25
Aug 13
00:11
Mac Dictionary Services API Tease
For a while I just assumed there was no easy way of using the content the mac dictionary app uses. Then I found out about the mac dictionary services API, which looks promising at a glance.
I created the basic lookup pretty quickly while on the BART commute to work and back. But it became apparent after some tinkering that the existing API (which has only two functions for word lookup) is entirely incomplete. You can look up a string, and get a definition back from the same dictionaries that Dictionary.app uses. However, you can’t specify which dictionary, or which entry within a dictionary (e.g. for a word that has multiple definitions). This means you only will the first entry of the first dictionary that gets hit. So I decided to spend a good part of today trying to see what could be done about this.
I came across one or two or three interesting posts that showed some private API off. Most of these were for simple CLI programs, or for building their own dictionary. And used private calls such as DCSRecordCopyData() and DCSCopyAvailableDictionaries(). DCSCopyAvailableDictionaries allowed me to access specific dictionaries, and used in conjunction with DCSGetTermRangeInString and DCSCopyRecordsForSearchString, I was able to generate a reasonable list of candidate DCSRecordRefs entries from a single input word. The only thing missing was the definitions for each DCSRecordRef.
I wanted to make this dictionary for my Japanese studies. In Japanese, there are tons of homonym and homophones depending on if you use write the word with kanji or not. I didn’t see a function from my googles that would show the word listing, but doing an NSLog(@”%@”, record) on an example search for ‘いる’ showed some info about the DCSRecord structure:
lldb output:{key = いる, headword = いる【射る】, bodyID = 111081} {key = いる, headword = いる【要る】, bodyID = 104584} {key = いる, headword = いる【居る】, bodyID = 163639}
It looked like the ‘bodyID’ or ‘headword’ field of DCSRecordRef had the most specific information about the result. So I went into the framework and searched for symbols of functions that might do the trick:
cd /System/Library/Frameworks/CoreServices.framework/Versions/A/Frameworks/DictionaryServices.framework nm -gU DictionaryServices|grep DCS 0000000000007b06 T _DCSActivateDictionaryPanel 000000000000914d T _DCSCopyActiveDictionaries 000000000000916f T _DCSCopyAvailableDictionaries [...] 0000000000007e07 T _DCSRecordCopyData 0000000000007e1e T _DCSRecordCopyDataURL 0000000000007e63 T _DCSRecordGetAnchor 00000000000076ef T _DCSRecordGetAssociatedObj 0000000000007e4c T _DCSRecordGetDictionary 0000000000007ebd T _DCSRecordGetHeadword 0000000000007e91 T _DCSRecordGetRawHeadword 0000000000007f04 T _DCSRecordGetString 0000000000007e35 T _DCSRecordGetSubDictionary 0000000000007e7a T _DCSRecordGetTitle 0000000000009181 T _DCSRecordGetTypeID 00000000000076d9 T _DCSRecordSetAssociatedObj 0000000000007ea8 T _DCSRecordSetHeadword 000000000000878a T _DCSSearchSessionCreate [...]

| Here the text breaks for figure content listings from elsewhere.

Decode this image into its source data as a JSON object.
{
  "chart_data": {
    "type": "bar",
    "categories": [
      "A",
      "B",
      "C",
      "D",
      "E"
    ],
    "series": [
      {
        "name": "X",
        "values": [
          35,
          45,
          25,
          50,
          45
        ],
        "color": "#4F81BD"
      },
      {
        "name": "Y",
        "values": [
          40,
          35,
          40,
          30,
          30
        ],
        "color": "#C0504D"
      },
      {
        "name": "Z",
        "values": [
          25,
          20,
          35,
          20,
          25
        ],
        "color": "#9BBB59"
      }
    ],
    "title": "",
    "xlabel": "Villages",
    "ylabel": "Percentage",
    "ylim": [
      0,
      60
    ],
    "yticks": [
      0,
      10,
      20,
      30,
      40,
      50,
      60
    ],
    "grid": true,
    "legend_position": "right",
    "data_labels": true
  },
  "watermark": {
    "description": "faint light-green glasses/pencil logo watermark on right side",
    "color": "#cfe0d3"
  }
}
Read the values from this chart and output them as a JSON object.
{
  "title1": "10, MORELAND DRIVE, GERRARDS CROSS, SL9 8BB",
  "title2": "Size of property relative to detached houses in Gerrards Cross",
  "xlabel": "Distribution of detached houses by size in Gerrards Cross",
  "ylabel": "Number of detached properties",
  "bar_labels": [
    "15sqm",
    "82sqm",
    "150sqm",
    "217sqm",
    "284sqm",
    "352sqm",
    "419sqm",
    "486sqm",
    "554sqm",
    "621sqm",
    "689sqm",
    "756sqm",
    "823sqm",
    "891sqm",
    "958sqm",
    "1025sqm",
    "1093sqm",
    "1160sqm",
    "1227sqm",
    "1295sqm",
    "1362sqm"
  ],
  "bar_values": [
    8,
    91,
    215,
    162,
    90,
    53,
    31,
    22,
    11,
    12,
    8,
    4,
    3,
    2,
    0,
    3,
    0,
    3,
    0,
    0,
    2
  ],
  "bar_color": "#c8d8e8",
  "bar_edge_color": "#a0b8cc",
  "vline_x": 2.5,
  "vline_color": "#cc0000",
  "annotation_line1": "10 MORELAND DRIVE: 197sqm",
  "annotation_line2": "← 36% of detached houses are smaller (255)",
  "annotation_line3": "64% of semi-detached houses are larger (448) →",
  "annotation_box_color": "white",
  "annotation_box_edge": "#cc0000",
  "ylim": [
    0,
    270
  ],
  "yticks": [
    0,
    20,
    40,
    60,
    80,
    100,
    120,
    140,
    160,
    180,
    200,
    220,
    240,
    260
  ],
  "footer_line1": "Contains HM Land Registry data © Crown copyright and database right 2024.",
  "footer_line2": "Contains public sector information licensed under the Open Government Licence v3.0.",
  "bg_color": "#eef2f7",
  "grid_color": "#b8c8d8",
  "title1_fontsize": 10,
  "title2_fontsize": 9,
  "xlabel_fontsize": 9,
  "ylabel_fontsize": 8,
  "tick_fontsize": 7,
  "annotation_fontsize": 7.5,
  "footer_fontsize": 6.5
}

There were about a 100 or so symbols or so that Apple didn’t feel like sharing via docs. I tried a few combinations, but it looks like DCSRecordGetTitle or DCSRecordGetRawHeadword produced the best strings for use with DCSCopyTextDefinition. This solves the homonym problem for the most part. However, this did not work at all with heteronyms (words that are spelled the same, but pronounced differently), since the headword/display title would be the same. For example, for the input 棺 I need the definitions for both 棺 read as ‘kan’ and 棺 read as ‘hitsugi’, but this method would give me two definitions for ‘kan’ instead. Eventually I gave up. I hope someone else figures this out. I put the intermediate result up on github. Let me know if you make any progress.
On iOS it goes without saying that you should probably avoid using private APIs, since the main means of distribution is through apple. On the mac distributing an app yourself is still viable, and thus you can use private APIs to your heart’s content. However, because the non-documented but exported symbols do not provide function signatures, it’s pretty much just a tease unless you want to spend a lot of time to figure out what each method takes. After googling symbol names, it seems dictionary services are relatively unexplored. But I’m mostly interested in this for making my hobby dictionary that I can nerd out on and add lots of obscure features to while using the apple-provided dictionaries.
Shayan
June 6, 2018
8:45 pm
Hey,
Any chance you had any progress on this?
mike
June 9, 2018
7:40 am
No, haven’t touched it in a while. Curious though if any new APIs were exposed or created. Let me know your project and if you do find something useful.